Ants and Grasshoppers: Notes on Reading Die with Zero
“May you have the fullest lives possible, full of adventure and love.”
The main point of the book “Die with Zero” is that your life is the sum of your experiences. When we spend money and time on experiences, we not only feel happiness in the present but also continue to recall this joy in future life. Perkin refers to this as ‘memory dividends.’ Therefore, we should better utilize our life energy to create experiences and maximize our fulfillment from these experiences. This involves balancing ample spare time, money, and health, which vary in advantage at different stages of life.
We need to expend energy to work, earning money for experiences. However, relentlessly trading time for money can leave you with no time to experience life when your health is better. Emphasizing experiences excessively may lead to inadequate savings for future risks. The fable of the ant and the grasshopper illustrates this: the ant works in summer to store food for winter, surviving but missing the summer’s splendors; the grasshopper enjoys life in summer but dies in winter.
Perkin opposes both the ant, who diligently stores food but misses summer experiences, and the grasshopper, who only experiences a brief brilliance.
Ants and Missed Opportunities: The Summer Not Experienced
Perkin’s grandmother’s sofa covers serve as a metaphor for missed splendid experiences. To keep the sofa “new,” she covered it with protective film all year, only removing it on special occasions. It was uncomfortable and unattractive for daily use. This constant postponement of gratification wasn’t the original intent of buying the sofa.
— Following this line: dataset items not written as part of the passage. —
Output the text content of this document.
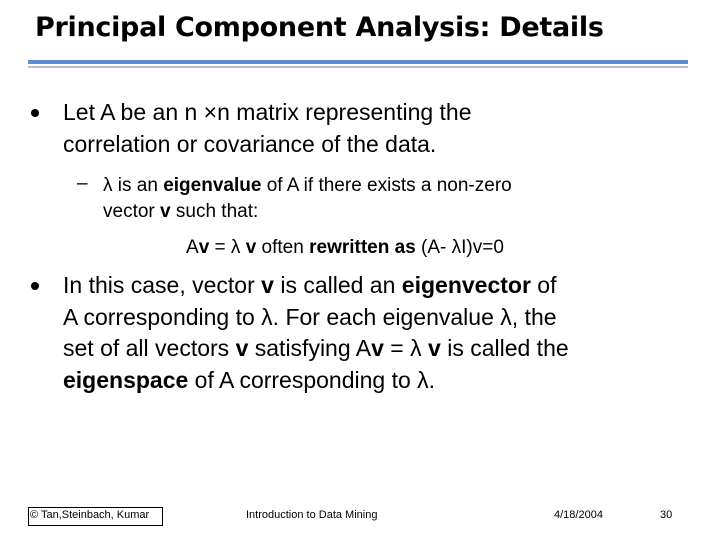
Principal Component Analysis: Details
Let A be an n ×n matrix representing the
correlation or covariance of the data.
– λ is an eigenvalue of A if there exists a non-zero
vector v such that:
Av = λ v often rewritten as (A- λI)v=0
In this case, vector v is called an eigenvector of
A corresponding to λ. For each eigenvalue λ, the
set of all vectors v satisfying Av = λ v is called the
eigenspace of A corresponding to λ.
© Tan,Steinbach, Kumar	Introduction to Data Mining	4/18/2004	30
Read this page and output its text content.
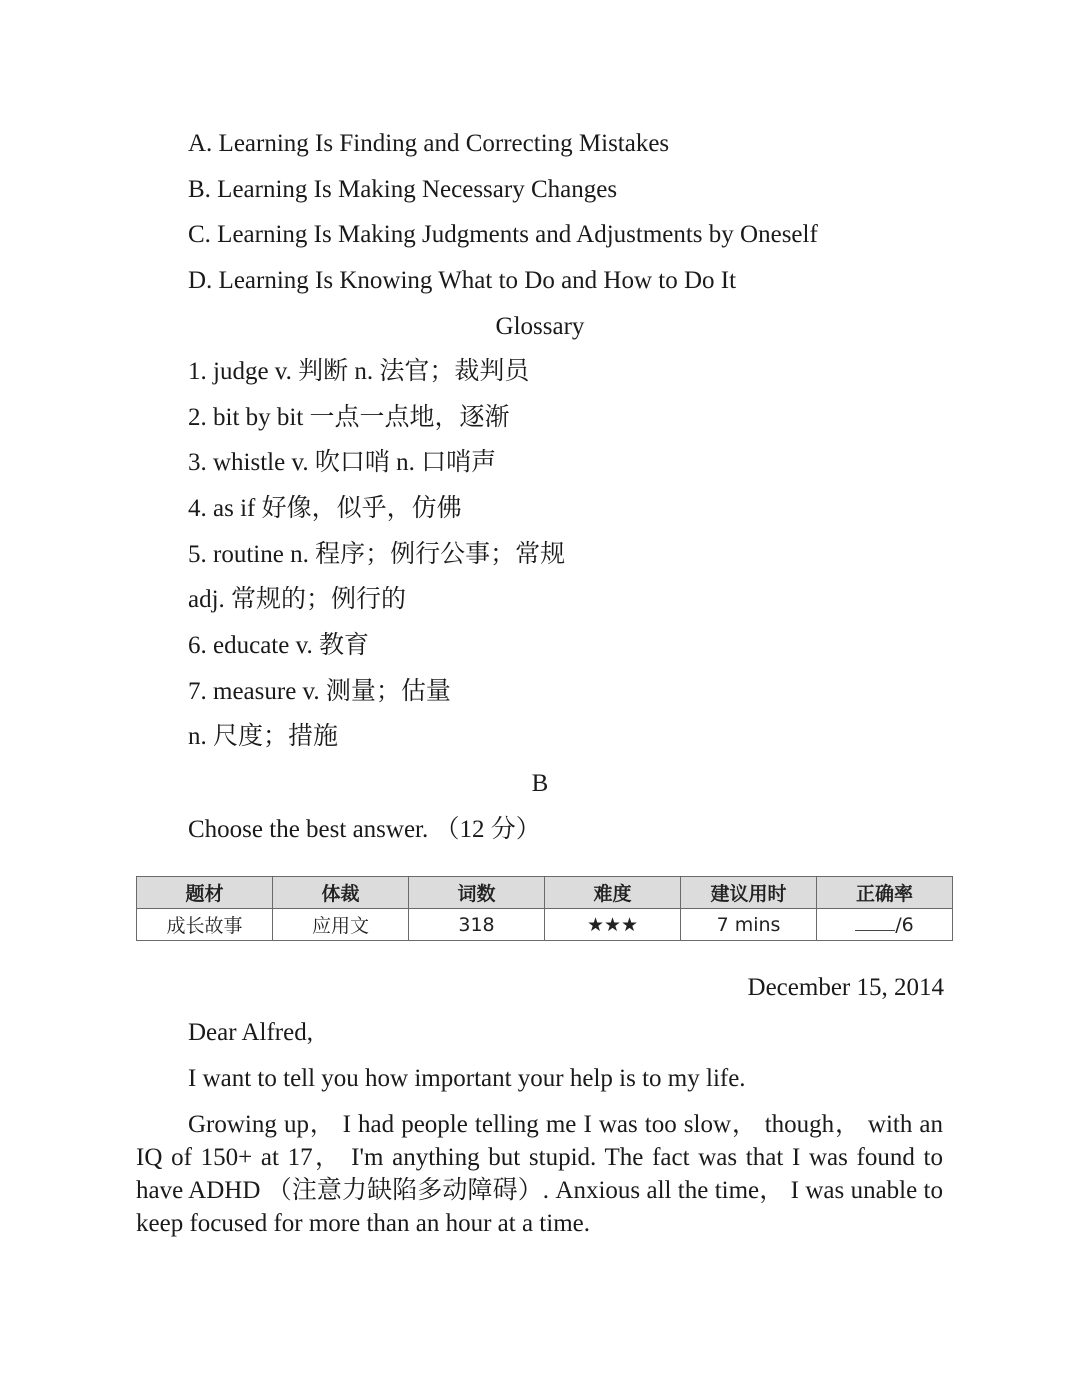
A. Learning Is Finding and Correcting Mistakes
B. Learning Is Making Necessary Changes
C. Learning Is Making Judgments and Adjustments by Oneself
D. Learning Is Knowing What to Do and How to Do It
Glossary
1. judge v. 判断 n. 法官；裁判员
2. bit by bit 一点一点地，逐渐
3. whistle v. 吹口哨 n. 口哨声
4. as if 好像，似乎，仿佛
5. routine n. 程序；例行公事；常规
adj. 常规的；例行的
6. educate v. 教育
7. measure v. 测量；估量
n. 尺度；措施
B
Choose the best answer. （12 分）
题材	体裁	词数	难度	建议用时	正确率
成长故事	应用文	318	★★★	7 mins	/6
December 15, 2014
Dear Alfred,
I want to tell you how important your help is to my life.
Growing up， I had people telling me I was too slow， though， with an IQ of 150+ at 17， I'm anything but stupid. The fact was that I was found to have ADHD （注意力缺陷多动障碍）. Anxious all the time， I was unable to keep focused for more than an hour at a time.
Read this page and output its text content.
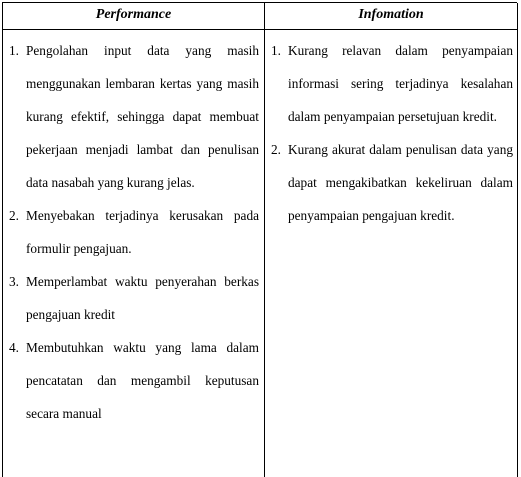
Performance
1. Pengolahan input data yang masih menggunakan lembaran kertas yang masih kurang efektif, sehingga dapat membuat pekerjaan menjadi lambat dan penulisan data nasabah yang kurang jelas.
2. Menyebakan terjadinya kerusakan pada formulir pengajuan.
3. Memperlambat waktu penyerahan berkas pengajuan kredit
4. Membutuhkan waktu yang lama dalam pencatatan dan mengambil keputusan secara manual
Infomation
1. Kurang relavan dalam penyampaian informasi sering terjadinya kesalahan dalam penyampaian persetujuan kredit.
2. Kurang akurat dalam penulisan data yang dapat mengakibatkan kekeliruan dalam penyampaian pengajuan kredit.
Spending too much time earning or saving money also makes us miss experiences. Perkin notes that frugality in youth may not be as valuable as imagined. He initially saved every penny at the start of his career, but a superior made him realize that money saved then was essentially for a wealthier future self. The notion of saving for retirement to then enjoy life is often flawed, as physical constraints later in life can impede many experiences, like the exhaustion from long travels and jet lag.
One reason people save is the concern that early spending could leave them unable to afford high medical costs in old age. However, it’s important to realize that even with substantial savings, the end of life might just be a prolonged “existence” in a hospital: hooked to a ventilator, feeding through a nasal tube, a state far from “meaningfully living.” The happiness from spending on experiences while healthy far exceeds any joy in a hospital bed.
Grasshoppers and Life’s Fragility: Not Surviving the Winter
Focusing solely on spending, like the grasshopper who enjoyed summer but didn’t survive winter, is another extreme.
Perkin, in his youth, also experienced spending for the sake of spending, purchasing higher-priced items without considering their value. He notes that this automatic consumption pattern, like automatic saving, is meaningless.
Balance: Embracing the Present, Preparing for the Future
Thus, the book discusses balancing current life with future plans: enjoying summer like the grasshopper, and preparing for the future like the ant. It’s about more purposefully thinking about one’s life and making plans to experience at the right times.
Experiences depend on money. The ratio of saving to spending is influenced by one’s life stage, or expectations of remaining lifespan. Perkin believes that in youth, one should control their fear of adventure. Staying put seems safe, but it means losing many opportunities for experience accumulation. The cost of trial and error is lower in youth, with asymmetric risks offering more upside. Even in failure, there’s ample time to bounce back and generate positive memory dividends.
Indeed, compared to older adults, young people feel less urgency with time, but they shouldn’t assume they have unlimited time before death, continually postponing everything they want to do. As Perkin mentions, we experience numerous “mini-deaths” in life: aspects of us die, like when you realize your daughter no longer wants to watch the same cartoon with you, or the magic of Santa Claus only works for children aged 3 to 10. Being aware of the potential for things to fade makes us cherish everything more in the present.
To better experience various life events at appropriate times, we can use ‘time buckets’: a timeline from now until death divided into five or ten-year intervals, categorizing desired experiences into different buckets. If focused traditionally on money, many experiences might be postponed until financially better old age. Hence, Perkin suggests planning time buckets without considering financial status, focusing on life dreams, physical capability, and available leisure time. This approach allows more active life planning, like planning a trek across the ocean when physically fit and without childcare burdens.
Good health provides the foundation for better life experiences, so Perkin also advises spending time and money on maintaining health, like eating healthier and resistance training to strengthen muscles. Early health investments bring greater life fulfillment than spending on medical treatment in old age.
To avoid the grasshopper’s plight, Perkin suggests hedging longevity’s financial risks by purchasing annuities and long-term care insurance, cheaper than excessively saving for possible crises. However, specifics vary by country, primarily considering insurance as a way to hedge potential risks.
Returning to Perkin’s overarching theme, as he writes in the foreword to his daughter: “May you have the fullest lives possible, full of adventure and love.” To create such happiness and fulfillment, we need to consciously consider the kind of life we want and more actively plan our life’s time and money allocation.
Enjoy summer like the grasshopper, and prepare like the ant.